Daz: [silence] It was at that time of the beefin’ and all that. Eazy was at one show in L.A. when I was on Death Row and he was Ruthless, and he said, ‘What’s up Daz?’ I was young then. I [worked with his son], Lil’ Eazy. Now he saying he didn’t have nothing to do with us. I’m the one who brought him out first, and put him in the magazine! Really, I’m just saying f**k Lil’ Eazy, I don’t like his ass for that comment anyway! He doing his thing, I’m doing mine. I tried to help him out, and now he saying he wasn’t affiliated. He was riding around in our vans with my [crew]. Now he signed with Pete Farmer [Virgin Executive] and wackass Guerilla Black.

AllHipHop.com: You’re not a fan of Guerilla Black?

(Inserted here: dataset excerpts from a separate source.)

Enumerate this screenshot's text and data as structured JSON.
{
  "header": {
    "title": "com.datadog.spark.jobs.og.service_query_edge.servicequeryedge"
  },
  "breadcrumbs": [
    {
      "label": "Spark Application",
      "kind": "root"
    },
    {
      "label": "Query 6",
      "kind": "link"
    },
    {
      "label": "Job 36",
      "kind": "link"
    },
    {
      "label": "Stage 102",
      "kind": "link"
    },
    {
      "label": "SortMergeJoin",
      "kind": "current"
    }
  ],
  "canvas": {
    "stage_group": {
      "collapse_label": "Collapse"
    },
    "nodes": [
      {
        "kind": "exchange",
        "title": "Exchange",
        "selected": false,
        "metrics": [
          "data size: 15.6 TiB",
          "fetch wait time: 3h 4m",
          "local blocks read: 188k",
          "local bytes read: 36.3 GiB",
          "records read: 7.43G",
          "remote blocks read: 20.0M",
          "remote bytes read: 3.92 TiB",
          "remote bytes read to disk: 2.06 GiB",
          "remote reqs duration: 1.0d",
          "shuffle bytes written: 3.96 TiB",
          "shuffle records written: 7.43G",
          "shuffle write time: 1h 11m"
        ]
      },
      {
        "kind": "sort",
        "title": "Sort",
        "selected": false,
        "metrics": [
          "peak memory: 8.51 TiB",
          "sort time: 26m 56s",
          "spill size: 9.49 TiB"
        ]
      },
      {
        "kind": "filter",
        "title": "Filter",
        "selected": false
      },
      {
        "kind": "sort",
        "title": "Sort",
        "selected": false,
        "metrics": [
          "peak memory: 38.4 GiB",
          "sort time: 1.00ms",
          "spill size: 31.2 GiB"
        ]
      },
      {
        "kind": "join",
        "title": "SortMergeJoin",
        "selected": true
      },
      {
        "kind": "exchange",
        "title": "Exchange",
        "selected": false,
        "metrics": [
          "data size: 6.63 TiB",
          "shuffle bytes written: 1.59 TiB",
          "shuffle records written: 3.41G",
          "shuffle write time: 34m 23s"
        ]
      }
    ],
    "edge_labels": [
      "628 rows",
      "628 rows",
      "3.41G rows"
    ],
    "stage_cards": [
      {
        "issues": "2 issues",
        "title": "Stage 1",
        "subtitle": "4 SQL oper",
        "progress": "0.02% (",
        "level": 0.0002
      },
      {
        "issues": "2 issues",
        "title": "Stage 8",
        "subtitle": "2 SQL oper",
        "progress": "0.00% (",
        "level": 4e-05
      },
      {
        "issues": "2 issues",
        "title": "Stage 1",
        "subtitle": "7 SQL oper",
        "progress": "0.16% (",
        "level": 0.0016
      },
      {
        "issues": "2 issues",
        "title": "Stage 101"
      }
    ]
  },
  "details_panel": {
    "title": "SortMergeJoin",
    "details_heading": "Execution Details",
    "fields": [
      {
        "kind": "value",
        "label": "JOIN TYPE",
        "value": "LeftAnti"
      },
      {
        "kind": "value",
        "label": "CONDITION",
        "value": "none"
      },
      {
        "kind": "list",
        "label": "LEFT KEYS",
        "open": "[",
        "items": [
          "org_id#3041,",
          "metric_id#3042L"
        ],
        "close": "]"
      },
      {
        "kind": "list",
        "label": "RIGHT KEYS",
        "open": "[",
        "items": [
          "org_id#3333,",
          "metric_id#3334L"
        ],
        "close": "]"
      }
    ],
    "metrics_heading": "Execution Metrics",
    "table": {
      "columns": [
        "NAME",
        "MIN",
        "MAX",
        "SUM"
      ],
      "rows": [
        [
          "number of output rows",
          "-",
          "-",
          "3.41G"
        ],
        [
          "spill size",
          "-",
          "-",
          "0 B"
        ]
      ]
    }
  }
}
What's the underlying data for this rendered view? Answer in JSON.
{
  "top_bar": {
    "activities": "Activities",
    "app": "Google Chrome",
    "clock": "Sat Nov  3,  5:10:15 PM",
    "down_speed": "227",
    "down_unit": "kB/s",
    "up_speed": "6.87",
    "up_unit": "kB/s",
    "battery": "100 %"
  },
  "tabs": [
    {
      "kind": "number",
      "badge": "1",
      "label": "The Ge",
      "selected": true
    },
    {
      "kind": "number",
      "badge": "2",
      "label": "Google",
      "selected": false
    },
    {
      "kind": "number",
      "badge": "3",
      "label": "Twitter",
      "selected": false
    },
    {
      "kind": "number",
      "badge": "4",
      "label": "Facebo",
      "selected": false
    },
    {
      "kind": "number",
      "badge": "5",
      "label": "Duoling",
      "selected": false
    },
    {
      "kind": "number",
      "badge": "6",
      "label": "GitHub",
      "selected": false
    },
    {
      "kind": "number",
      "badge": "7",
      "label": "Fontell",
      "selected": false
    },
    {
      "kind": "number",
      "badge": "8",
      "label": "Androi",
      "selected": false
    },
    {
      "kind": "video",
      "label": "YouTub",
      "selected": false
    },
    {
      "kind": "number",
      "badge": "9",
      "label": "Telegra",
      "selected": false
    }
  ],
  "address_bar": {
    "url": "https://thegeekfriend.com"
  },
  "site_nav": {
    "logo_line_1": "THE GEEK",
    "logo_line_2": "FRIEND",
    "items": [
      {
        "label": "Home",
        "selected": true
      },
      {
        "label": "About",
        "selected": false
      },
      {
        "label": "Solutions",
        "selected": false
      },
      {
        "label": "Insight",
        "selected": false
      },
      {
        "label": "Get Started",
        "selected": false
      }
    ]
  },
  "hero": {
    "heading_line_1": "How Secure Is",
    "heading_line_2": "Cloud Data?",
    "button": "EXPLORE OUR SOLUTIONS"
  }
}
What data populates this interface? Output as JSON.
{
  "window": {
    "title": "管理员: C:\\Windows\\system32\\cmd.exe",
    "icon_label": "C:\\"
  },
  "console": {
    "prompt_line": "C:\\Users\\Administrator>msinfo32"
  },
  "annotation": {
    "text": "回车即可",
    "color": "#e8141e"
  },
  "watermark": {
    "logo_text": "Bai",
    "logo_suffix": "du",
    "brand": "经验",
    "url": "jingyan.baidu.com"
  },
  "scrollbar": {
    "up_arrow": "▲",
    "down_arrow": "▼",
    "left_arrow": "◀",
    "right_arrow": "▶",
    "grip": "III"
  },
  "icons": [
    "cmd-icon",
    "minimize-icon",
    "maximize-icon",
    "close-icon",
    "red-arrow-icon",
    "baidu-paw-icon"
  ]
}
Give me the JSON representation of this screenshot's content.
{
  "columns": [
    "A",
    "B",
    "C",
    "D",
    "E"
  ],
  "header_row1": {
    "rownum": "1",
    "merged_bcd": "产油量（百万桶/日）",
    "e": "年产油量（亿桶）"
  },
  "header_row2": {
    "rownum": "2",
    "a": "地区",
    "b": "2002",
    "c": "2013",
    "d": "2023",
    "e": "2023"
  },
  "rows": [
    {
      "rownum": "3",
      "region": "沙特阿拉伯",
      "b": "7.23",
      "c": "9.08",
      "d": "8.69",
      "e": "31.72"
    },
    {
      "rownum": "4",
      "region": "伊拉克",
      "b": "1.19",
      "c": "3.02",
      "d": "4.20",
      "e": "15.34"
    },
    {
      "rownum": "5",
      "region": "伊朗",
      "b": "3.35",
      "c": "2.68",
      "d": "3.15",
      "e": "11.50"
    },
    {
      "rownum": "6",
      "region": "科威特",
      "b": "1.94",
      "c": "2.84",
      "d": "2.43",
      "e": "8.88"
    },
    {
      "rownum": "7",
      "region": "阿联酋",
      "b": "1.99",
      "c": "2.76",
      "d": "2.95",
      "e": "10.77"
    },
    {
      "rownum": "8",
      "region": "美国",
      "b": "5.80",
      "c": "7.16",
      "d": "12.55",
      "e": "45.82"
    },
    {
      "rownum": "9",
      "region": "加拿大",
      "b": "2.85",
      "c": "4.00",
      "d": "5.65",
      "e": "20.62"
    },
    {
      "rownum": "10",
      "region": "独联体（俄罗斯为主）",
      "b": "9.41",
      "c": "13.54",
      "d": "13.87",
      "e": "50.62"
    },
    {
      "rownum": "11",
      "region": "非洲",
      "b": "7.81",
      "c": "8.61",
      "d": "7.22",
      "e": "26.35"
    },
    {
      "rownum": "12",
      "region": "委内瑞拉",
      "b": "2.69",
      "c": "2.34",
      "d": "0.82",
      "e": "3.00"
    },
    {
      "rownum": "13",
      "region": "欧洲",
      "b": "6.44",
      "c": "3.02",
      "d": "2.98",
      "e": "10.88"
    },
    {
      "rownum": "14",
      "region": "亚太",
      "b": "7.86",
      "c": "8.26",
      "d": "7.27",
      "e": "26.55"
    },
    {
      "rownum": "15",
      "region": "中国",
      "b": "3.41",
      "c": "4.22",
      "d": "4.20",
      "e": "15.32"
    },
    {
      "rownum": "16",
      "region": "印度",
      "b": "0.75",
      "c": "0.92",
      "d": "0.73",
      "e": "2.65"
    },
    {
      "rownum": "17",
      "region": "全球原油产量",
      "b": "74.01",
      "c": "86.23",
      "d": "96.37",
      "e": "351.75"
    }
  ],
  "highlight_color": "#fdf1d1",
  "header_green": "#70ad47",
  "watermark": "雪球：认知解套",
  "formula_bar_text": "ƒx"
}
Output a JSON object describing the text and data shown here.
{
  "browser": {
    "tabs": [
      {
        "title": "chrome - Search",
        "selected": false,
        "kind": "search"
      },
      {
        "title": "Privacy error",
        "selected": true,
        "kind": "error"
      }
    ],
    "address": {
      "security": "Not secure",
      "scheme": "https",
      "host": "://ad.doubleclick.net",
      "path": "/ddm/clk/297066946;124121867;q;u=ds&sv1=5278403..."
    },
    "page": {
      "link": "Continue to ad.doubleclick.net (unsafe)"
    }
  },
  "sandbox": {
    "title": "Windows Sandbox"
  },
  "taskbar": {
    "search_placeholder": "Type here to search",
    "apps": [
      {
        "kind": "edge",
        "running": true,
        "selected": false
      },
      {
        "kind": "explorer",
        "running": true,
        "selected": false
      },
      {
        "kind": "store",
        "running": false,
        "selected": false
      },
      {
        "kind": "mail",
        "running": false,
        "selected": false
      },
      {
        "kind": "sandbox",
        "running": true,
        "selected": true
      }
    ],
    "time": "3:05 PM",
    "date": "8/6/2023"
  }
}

Daz: Hell nah! I did a song with him. They put the song on a mixtape. I’m lookin’ for my money because they shouldn’t have put that song on the mixtape if they didn’t pay for it. Hey man, f**k Guerilla Black, Pete Farmer, and Lil’ Eazy. It’s Crip, point blank. They want to handle it, handle it. Lil’ Eazy snitched on one of my homeboys from Insane [Crips], and now he doin’ life. So put it out there, he a snitch!

Daz is currently going on tour with Snoop Dogg. Dogg Pound Gangsta is out now.